Through this process, medicinal chemists build an intuition that allows them to make decisions efficiently when reviewing promising drug candidates. Some of their training can be distilled into rules for computers to learn—for example, this structure likely won’t pass into the brain; that one could damage the liver. These expert rules have helped with initial screening. But so far, no program can capture the subtleties and intricacies of their decision-making, partly because the chemists can’t explain it themselves.
I’ve Got a Feeling
The new study sought to capture the unexplainable in an AI model.
The team recruited 35 expert chemists at various Novartis centers around the world, each with different expertise. Some work with cells and tissues, for instance, others with computer modeling.
Intuition is hard to measure. It’s also not exactly reliable. As a baseline, the team designed a multiplayer game to gauge if each chemist was consistent in their choices and whether their picks agreed with those of others. Each chemist was shown 220 molecule pairs and asked an intentionally vague question.

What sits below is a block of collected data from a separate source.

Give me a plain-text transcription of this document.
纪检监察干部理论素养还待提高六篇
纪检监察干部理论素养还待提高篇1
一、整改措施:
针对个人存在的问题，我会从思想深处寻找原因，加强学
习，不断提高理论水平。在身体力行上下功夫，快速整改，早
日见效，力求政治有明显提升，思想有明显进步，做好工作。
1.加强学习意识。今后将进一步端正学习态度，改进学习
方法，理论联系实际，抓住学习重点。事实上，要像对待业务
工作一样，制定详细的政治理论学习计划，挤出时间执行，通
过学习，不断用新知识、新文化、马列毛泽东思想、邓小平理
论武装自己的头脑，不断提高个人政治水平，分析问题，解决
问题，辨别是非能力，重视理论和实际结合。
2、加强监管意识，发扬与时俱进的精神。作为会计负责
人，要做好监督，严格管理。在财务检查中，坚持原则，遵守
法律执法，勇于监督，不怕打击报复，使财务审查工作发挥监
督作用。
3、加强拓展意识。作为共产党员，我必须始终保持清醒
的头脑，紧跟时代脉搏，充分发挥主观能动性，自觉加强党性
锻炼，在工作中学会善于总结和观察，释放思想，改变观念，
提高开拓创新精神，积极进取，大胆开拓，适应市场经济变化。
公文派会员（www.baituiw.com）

For example, imagine you’re in an early virtual screening campaign, and we need a drug that can be taken as a pill—which molecule would you prefer?
The goal was to reduce overthinking, pushing the chemists to rely on their intuition for which chemical stays and which goes. This setup differs from usual evaluations, where the chemists check off specific molecular properties with predictive models—that is, hard data.
The chemists were consistent in their own judgment, but didn’t always agree with each other—likely because of differing personal experiences. However, there was enough overlap to form an underlying pattern an AI model could learn from, explained the team.
They next built up the dataset to 5,000 molecule pairs. The molecules, each labeled with information on its structure and other features, were used to train a simple artificial neural network. With training, the AI network further adjusted its inner workings based on feedback from the chemists, eventually giving each molecule a score.
As a sanity check, the team tested the model on chemical pairs different from those in its training dataset. As they increased the number of training samples, performance shot up.
While earlier computer programs have relied on rules for what makes a promising medicine based on molecular structure, the new model’s scores didn’t directly reflect any of these rules. The AI captured a more holistic view of a chemical—a totally different approach to drug discovery than that used in classic robo-chemist software.
Using the AI, the team then screened hundreds of FDA-approved drugs and thousands of molecules from a chemical databank. Even without explicit training, the model extracted chemical structures—called “fragments”—that are more amenable to further development as medicines. The AI’s scoring preferences matched those of existing drug-like molecules, suggesting it had grasped the gist of what makes a potential lead.
Novartis isn’t the first company to explore a human-robot chemical romance.
Previously, the pharmaceutical company Merck also tapped into their in-house expertise to rank chemicals for a desirable trait. Outside the industry, a team at the University of Glasgow explored using intuition-based robots for inorganic chemical experiments.
It’s still a small study, and the authors can’t rule out human fallacies. Some chemists might choose a molecule based on personal biases that are hard to completely avoid. However, the setup could be used to study other steps in drug discovery that are expensive to complete experimentally. And while the model is based on intuition, its results could be bolstered by rule-based filters to further improve its performance.
We’re in an era where machine learning can design tens of thousands of molecules, explained the team. An assistant AI chemist, armed with intuition, could help narrow down candidates at the critical early stage of drug discovery, and in turn, accelerate the whole process.